Now, there is a new Mustang GTD out running laps at Nurburgring, with some clear aero modifications involved. One key point of this new prototype is an aerodisc cover, a kind of lightweight wheel cover that helps deliver greater downforce, useful for better cornering. Another dive plane has been added to each side of the bumper as well.
Growing Challenges
With Ford’s earnings report incoming, Ford is facing several challenges going forward. The loss of $5 billion from the electric vehicle unit, as well as $2 billion in tariff-related losses, will clearly hurt going forward. There is also the matter of mounting repair costs in the face of recall after recall after recall.
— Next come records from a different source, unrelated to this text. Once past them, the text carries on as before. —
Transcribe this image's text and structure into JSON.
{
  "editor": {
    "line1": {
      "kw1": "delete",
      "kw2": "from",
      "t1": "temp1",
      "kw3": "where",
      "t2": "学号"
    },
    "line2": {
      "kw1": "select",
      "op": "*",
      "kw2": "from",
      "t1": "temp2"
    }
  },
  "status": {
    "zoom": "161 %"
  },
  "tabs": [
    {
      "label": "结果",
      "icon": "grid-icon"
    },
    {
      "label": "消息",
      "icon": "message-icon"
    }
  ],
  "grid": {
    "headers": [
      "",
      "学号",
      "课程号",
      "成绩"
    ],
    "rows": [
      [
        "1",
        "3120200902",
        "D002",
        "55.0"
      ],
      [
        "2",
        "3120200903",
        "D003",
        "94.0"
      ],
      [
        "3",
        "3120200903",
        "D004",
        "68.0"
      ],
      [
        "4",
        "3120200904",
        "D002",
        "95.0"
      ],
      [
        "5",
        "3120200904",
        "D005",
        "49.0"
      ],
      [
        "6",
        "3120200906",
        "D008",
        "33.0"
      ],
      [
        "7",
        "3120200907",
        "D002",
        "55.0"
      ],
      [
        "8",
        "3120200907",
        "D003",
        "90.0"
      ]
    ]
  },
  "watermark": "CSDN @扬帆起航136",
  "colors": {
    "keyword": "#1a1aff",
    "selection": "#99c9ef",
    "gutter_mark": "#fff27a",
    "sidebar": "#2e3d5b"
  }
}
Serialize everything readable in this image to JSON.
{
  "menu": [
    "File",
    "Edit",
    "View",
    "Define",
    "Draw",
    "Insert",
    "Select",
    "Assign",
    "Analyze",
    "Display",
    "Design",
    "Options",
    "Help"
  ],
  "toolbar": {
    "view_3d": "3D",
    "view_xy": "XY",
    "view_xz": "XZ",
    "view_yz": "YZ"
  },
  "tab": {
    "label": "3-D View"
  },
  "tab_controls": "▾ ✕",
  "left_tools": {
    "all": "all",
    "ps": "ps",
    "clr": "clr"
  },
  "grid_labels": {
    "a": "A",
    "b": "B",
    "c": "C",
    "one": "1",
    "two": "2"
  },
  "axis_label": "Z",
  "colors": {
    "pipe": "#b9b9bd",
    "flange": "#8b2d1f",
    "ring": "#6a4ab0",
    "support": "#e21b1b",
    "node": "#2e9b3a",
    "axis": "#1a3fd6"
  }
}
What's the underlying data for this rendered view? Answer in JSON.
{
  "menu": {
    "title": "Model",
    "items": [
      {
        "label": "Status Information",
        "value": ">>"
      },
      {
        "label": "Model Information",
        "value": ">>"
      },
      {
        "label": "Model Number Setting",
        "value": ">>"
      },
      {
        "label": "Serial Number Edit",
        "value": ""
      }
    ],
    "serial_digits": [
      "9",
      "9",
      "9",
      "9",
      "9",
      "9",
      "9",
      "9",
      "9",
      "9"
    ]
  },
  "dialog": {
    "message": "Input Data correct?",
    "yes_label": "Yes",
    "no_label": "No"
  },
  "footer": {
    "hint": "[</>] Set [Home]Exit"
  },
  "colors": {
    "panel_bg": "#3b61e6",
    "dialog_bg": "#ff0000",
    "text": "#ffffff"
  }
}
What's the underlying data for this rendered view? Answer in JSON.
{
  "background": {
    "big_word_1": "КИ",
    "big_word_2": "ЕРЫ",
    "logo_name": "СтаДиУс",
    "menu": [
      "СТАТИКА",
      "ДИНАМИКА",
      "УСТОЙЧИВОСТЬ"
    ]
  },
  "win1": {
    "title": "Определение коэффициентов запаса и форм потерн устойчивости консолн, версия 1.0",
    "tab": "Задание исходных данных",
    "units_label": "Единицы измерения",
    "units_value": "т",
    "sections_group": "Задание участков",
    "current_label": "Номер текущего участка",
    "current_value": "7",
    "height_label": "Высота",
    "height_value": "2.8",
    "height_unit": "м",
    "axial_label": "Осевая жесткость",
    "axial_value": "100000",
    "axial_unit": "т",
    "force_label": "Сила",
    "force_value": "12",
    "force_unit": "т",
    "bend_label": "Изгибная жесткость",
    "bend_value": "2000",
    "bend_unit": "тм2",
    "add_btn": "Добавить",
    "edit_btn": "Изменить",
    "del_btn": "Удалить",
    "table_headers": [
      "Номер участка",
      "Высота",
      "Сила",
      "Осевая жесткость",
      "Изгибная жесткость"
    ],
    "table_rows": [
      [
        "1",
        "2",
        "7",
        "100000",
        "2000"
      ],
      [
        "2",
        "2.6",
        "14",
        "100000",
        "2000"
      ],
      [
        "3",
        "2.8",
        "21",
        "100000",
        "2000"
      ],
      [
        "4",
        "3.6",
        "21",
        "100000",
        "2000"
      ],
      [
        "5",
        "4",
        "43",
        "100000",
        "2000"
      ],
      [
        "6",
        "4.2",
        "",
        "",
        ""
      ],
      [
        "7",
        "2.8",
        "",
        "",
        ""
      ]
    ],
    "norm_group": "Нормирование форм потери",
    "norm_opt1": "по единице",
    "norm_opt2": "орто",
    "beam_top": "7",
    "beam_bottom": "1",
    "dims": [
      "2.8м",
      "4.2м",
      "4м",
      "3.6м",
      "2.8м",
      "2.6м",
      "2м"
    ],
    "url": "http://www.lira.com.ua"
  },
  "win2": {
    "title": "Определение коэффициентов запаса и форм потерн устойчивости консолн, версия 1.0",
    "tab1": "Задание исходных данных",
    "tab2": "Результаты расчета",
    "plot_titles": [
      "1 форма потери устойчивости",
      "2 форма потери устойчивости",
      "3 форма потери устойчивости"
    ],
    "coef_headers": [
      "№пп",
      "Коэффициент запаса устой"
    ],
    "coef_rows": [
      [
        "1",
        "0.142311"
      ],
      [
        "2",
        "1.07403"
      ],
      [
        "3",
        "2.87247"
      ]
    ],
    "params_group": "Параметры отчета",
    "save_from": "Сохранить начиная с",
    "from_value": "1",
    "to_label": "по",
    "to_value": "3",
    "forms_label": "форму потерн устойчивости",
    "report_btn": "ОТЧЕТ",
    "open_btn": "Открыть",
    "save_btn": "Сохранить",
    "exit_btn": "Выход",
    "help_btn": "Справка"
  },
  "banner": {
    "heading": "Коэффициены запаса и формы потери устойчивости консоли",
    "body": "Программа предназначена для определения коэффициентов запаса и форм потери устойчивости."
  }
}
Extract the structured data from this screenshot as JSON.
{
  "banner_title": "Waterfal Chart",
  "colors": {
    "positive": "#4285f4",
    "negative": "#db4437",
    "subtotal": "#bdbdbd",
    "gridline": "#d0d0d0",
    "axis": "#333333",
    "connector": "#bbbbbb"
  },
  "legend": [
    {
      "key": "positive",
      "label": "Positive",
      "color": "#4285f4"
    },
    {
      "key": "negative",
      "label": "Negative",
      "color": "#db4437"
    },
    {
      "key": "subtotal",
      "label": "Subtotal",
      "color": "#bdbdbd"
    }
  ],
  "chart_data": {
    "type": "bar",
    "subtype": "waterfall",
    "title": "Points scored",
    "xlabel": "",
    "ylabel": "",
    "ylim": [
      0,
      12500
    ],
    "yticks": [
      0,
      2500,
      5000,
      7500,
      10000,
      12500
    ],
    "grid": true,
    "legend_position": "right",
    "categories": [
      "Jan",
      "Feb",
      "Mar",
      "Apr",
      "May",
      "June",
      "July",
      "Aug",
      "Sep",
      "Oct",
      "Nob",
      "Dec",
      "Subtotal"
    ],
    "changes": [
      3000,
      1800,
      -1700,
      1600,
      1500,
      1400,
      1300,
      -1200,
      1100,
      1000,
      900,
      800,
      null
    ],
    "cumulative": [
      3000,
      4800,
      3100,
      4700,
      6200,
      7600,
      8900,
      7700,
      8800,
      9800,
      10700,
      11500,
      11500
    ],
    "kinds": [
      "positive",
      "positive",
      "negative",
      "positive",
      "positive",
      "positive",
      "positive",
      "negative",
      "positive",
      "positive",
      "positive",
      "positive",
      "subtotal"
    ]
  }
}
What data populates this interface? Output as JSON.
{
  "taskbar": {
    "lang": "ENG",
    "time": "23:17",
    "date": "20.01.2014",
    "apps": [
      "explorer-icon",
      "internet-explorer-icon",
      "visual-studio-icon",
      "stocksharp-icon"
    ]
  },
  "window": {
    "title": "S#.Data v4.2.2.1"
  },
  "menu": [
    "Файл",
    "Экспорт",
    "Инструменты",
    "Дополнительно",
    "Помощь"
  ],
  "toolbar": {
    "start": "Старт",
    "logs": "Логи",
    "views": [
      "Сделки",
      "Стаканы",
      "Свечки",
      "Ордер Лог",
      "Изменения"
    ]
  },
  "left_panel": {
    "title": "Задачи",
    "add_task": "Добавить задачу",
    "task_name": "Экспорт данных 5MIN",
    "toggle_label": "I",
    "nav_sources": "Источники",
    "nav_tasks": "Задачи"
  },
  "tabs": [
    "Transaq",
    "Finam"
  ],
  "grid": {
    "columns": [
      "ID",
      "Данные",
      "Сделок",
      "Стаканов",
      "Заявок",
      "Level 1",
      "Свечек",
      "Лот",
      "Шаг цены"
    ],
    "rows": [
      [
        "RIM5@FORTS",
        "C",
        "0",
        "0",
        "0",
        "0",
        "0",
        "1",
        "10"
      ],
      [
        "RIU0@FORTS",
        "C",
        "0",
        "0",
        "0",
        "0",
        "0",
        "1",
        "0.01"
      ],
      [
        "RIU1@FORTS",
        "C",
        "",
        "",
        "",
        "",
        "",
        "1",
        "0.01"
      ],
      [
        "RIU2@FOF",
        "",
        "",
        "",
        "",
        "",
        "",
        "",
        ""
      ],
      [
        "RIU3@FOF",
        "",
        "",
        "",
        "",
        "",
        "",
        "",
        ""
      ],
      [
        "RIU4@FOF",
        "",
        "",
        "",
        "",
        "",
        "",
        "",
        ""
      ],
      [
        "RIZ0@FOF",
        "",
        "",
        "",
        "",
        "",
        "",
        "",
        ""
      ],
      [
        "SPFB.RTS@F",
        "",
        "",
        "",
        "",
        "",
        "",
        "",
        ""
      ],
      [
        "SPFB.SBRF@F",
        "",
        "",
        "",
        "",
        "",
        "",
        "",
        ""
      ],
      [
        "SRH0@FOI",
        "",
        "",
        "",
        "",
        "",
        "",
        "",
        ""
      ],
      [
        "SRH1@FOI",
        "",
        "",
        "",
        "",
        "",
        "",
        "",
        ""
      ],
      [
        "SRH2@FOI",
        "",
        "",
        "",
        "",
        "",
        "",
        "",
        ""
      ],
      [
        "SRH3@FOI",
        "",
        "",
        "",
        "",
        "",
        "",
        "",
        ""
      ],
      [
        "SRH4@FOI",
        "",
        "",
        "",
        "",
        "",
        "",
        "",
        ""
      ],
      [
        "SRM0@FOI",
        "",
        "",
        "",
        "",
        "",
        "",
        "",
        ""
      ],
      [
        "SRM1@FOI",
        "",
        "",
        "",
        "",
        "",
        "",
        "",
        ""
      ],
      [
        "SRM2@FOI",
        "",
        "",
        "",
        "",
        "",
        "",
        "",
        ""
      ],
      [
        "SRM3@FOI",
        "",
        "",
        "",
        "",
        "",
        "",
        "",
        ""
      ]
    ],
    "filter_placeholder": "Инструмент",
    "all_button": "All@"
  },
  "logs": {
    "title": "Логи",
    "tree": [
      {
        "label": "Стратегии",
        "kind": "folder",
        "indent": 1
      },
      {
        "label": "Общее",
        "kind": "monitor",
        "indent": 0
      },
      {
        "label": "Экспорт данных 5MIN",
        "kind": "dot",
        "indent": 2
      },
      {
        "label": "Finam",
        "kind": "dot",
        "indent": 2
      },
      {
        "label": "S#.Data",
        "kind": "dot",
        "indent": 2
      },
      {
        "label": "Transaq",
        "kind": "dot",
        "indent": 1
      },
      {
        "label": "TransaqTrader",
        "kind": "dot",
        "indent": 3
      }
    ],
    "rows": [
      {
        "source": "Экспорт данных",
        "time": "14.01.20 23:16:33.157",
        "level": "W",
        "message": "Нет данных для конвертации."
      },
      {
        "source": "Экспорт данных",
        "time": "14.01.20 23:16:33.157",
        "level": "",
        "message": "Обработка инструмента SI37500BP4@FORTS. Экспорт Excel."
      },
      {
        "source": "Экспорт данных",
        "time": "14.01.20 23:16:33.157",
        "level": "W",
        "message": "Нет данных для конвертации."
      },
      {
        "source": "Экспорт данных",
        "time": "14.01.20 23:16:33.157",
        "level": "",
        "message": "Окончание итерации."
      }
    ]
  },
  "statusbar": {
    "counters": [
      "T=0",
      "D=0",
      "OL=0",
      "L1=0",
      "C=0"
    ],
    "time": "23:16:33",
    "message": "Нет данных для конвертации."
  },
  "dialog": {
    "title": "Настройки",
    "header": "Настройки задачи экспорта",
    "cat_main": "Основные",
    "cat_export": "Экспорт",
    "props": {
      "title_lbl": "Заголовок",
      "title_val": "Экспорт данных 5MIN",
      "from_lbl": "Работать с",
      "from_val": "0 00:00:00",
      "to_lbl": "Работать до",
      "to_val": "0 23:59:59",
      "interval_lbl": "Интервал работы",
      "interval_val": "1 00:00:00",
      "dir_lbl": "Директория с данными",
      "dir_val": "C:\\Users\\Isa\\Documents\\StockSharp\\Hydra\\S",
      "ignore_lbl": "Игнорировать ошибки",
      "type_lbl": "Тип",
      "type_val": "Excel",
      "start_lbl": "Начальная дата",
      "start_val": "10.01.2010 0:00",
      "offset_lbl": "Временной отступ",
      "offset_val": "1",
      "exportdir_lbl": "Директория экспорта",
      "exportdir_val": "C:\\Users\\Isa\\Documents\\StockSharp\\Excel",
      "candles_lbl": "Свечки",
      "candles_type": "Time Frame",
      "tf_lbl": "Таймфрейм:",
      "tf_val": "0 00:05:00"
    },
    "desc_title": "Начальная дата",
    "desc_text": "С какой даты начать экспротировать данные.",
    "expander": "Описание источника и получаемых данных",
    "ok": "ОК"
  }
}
Ford also has some more potentially problematic issues lurking in the background. Its debt-to-equity ratio, reports note, stands at 3.56, which denotes a high amount of leverage in play. That by itself may not be so much of a problem, but the Altman-Z score, reports note, is a much bigger problem. Standing at 1.02, this suggests a potential risk of bankruptcy in the next two years.
Is Ford Stock a Good Buy Right Now?
Turning to Wall Street, analysts have a Hold consensus rating on F stock based on two Buys, nine Holds and two Sells assigned in the past three months, as indicated by the graphic below. After a 10.59% rally in its share price over the past year, the average F price target of $11.40 per share implies 7.24% downside risk.